# Subwoofer



## gopala33 (Dec 22, 2009)

i know compore LMS 5400 VS PB13-U
which best to play music for louder LMS 5400 or other subwoofer
anyone have test DIY TC Sounds LMS-5400 18" + 2x18" PR 200L with Ported 

i know DIY TC Sounds LMS-5400 18" + 2x18" PR 200L FR grap good resuit

u can see screenshot CEA-2010 Max Clean RMS output

1st subwoofer for DIY TC Sounds LMS-5400 18" + 2x18" PR 200L


----------



## lsiberian (Mar 24, 2009)

I'm not following what you are asking, but the LMS is very impressive especially at 20hz.


----------



## bambino (Feb 21, 2010)

How about that 12.5hz reading.:hsd::hsd:WOW!


----------



## ISLAND1000 (May 2, 2007)

I have yet to see (ANY) other subwoofer driver better those output figures from the LMS 5400 18" W 2 18"PRs.

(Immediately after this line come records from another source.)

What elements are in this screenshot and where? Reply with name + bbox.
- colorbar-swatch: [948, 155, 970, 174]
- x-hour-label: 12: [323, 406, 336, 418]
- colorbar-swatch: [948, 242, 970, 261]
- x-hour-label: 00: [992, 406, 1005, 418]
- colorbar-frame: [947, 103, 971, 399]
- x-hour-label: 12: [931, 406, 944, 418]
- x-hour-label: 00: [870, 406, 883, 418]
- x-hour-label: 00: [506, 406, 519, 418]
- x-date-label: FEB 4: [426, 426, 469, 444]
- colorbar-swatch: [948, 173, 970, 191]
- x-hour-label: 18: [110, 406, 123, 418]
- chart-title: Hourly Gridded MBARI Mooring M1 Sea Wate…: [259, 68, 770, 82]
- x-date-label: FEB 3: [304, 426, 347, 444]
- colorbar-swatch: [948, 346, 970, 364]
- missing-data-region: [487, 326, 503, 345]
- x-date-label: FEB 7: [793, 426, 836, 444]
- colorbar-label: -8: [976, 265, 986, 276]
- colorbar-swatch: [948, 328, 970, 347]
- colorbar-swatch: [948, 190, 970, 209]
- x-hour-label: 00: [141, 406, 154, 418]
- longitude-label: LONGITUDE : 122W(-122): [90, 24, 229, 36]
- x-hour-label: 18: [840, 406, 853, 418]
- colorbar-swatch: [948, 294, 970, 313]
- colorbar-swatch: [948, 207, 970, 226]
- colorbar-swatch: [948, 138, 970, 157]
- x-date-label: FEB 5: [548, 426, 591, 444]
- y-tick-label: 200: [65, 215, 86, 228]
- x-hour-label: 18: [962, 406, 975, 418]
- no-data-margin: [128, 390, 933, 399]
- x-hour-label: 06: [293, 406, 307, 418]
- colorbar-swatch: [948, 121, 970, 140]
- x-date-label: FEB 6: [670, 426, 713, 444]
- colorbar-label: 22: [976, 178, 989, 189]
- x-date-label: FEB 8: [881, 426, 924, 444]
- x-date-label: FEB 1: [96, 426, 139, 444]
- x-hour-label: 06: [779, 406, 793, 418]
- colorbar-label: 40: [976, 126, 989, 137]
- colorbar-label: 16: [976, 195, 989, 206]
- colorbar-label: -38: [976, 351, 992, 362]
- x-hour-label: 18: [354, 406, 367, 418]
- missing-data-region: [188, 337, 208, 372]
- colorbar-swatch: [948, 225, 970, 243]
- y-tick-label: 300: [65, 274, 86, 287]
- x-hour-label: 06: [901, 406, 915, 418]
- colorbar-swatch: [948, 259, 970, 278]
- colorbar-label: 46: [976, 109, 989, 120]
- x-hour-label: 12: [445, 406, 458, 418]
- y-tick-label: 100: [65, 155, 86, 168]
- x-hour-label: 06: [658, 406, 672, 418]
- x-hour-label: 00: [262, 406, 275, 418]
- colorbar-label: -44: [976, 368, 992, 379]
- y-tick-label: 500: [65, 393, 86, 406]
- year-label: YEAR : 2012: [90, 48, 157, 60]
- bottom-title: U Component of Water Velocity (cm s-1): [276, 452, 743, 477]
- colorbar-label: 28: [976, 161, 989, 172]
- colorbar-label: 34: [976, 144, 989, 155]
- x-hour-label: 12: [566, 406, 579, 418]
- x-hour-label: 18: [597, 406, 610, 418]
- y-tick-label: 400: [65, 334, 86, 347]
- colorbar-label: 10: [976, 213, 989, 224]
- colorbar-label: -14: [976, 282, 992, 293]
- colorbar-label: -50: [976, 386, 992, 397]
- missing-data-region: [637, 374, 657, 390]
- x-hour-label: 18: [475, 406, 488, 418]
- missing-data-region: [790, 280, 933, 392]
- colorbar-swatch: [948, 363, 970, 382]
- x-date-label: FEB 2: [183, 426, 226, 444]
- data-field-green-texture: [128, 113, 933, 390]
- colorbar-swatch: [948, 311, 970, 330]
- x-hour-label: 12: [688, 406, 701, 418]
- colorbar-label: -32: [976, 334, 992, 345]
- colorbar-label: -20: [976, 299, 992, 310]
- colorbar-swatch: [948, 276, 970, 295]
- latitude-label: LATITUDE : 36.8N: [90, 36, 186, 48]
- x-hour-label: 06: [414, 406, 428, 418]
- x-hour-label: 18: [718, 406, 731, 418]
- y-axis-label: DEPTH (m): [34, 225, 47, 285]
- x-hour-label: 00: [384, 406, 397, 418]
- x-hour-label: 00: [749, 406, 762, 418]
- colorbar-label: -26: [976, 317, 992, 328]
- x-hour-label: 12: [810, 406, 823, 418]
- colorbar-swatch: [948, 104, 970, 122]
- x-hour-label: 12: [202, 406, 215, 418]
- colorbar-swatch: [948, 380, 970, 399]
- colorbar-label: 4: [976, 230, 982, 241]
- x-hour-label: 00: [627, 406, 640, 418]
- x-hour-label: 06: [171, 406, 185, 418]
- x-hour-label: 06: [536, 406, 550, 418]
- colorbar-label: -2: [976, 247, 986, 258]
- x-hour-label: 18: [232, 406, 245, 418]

If you can get one DO IT!


----------



## recruit (May 9, 2009)

If your question is meaning which is better for music overall output will not give you an indication, group delay and distortion would be what you need to evaluate, a lot of people say sealed subs are best for music but I have owned a ported sub that impressed me with regards to music.


----------



## lsiberian (Mar 24, 2009)

recruit said:


> If your question is meaning which is better for music overall output will not give you an indication, group delay and distortion would be what you need to evaluate, a lot of people say sealed subs are best for music but I have owned a ported sub that impressed me with regards to music.


That is a measurement in pure clean SPL so it will say exactly what has better music quality at the given frequencies. :T

The LMS is the king in that measurement list. Though their are probably better subs for music if you want to really get loud. Still the LMS will provide great audio of any kind.


----------



## gopala33 (Dec 22, 2009)

lsiberian said:


> That is a measurement in pure clean SPL so it will say exactly what has better music quality at the given frequencies. :T
> 
> The LMS is the king in that measurement list. Though their are probably better subs for music if you want to really get loud. Still the LMS will provide great audio of any kind.

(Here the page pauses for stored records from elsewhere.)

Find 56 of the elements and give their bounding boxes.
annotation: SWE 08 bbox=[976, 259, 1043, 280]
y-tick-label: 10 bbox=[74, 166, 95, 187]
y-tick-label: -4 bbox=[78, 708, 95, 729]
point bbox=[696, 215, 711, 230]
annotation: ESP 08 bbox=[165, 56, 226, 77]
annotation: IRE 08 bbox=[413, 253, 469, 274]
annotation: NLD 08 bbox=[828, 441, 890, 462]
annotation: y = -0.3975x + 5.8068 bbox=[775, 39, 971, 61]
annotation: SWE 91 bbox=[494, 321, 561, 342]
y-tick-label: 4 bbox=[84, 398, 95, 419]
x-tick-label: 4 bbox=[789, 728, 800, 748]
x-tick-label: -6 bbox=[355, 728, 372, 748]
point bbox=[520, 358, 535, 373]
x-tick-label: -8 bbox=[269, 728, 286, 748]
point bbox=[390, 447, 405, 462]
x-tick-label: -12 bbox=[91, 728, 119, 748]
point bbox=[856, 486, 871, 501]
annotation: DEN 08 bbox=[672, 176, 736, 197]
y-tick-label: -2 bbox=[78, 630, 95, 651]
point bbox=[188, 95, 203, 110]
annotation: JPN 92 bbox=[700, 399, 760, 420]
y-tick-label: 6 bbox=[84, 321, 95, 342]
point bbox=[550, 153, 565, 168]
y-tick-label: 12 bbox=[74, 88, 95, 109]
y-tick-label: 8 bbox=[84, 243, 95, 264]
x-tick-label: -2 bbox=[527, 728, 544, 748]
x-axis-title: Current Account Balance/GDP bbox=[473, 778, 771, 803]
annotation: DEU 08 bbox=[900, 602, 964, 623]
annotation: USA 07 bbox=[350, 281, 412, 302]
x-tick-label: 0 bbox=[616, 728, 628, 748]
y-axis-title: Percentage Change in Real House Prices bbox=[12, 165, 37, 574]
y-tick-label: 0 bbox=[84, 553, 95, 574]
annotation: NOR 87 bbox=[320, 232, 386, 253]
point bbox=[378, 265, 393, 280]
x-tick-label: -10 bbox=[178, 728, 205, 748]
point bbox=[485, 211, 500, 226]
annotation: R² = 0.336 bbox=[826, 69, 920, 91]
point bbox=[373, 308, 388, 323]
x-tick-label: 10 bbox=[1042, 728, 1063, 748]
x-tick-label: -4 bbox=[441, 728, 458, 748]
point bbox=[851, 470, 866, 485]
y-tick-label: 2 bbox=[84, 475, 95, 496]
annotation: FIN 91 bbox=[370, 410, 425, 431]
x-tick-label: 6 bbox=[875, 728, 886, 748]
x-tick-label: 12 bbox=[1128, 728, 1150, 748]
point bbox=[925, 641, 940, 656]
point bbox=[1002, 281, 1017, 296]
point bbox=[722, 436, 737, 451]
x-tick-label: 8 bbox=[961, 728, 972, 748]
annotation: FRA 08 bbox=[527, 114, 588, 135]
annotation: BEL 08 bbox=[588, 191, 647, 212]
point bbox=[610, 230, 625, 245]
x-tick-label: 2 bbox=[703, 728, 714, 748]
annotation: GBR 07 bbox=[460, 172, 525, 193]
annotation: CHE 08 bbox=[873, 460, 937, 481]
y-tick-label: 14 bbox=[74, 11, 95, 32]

ohh so LMS woofer is good right which recommed Ported or Sealed
i know Ported can go deep bass but if sealed can go deep bass or not
i prefer deep bass and tight bass and booming bass fo music


----------



## Moonfly (Aug 1, 2008)

gopala33 said:


> ohh so LMS woofer is good right which recommed Ported or Sealed
> i know Ported can go deep bass but if sealed can go deep bass or not
> i prefer deep bass and tight bass and booming bass fo music


Sealed subs can do deep bass, but you need the ability to produce all that output from just the drivers, which in turn will be power hungry, so there are obvious cost implications. A rough rule of thumb I work to, is that if you have a given driver, then for the output of that driver in a ported cab to be matched by a sealed version of it, you would need 2 fully powered drivers, which means double the driver cost and double the amplifier power needed, and whatever cost implications that entails. IMHO though, the sealed version of the 2 subs would be superior in SQ.


----------



## bambino (Feb 21, 2010)

I've always done ported for low deep boom bass and sealed for tight defintive bass, there are trade offs with both designs and a matter of preferance for what your after.
In your case gopola, i'm gonna say ported would fit your bill a bit better then sealed.:T


----------



## Moonfly (Aug 1, 2008)

I would agree with you this bambino :T


----------



## recruit (May 9, 2009)

No point in keeping this open seeing as the OP has now departed.


----------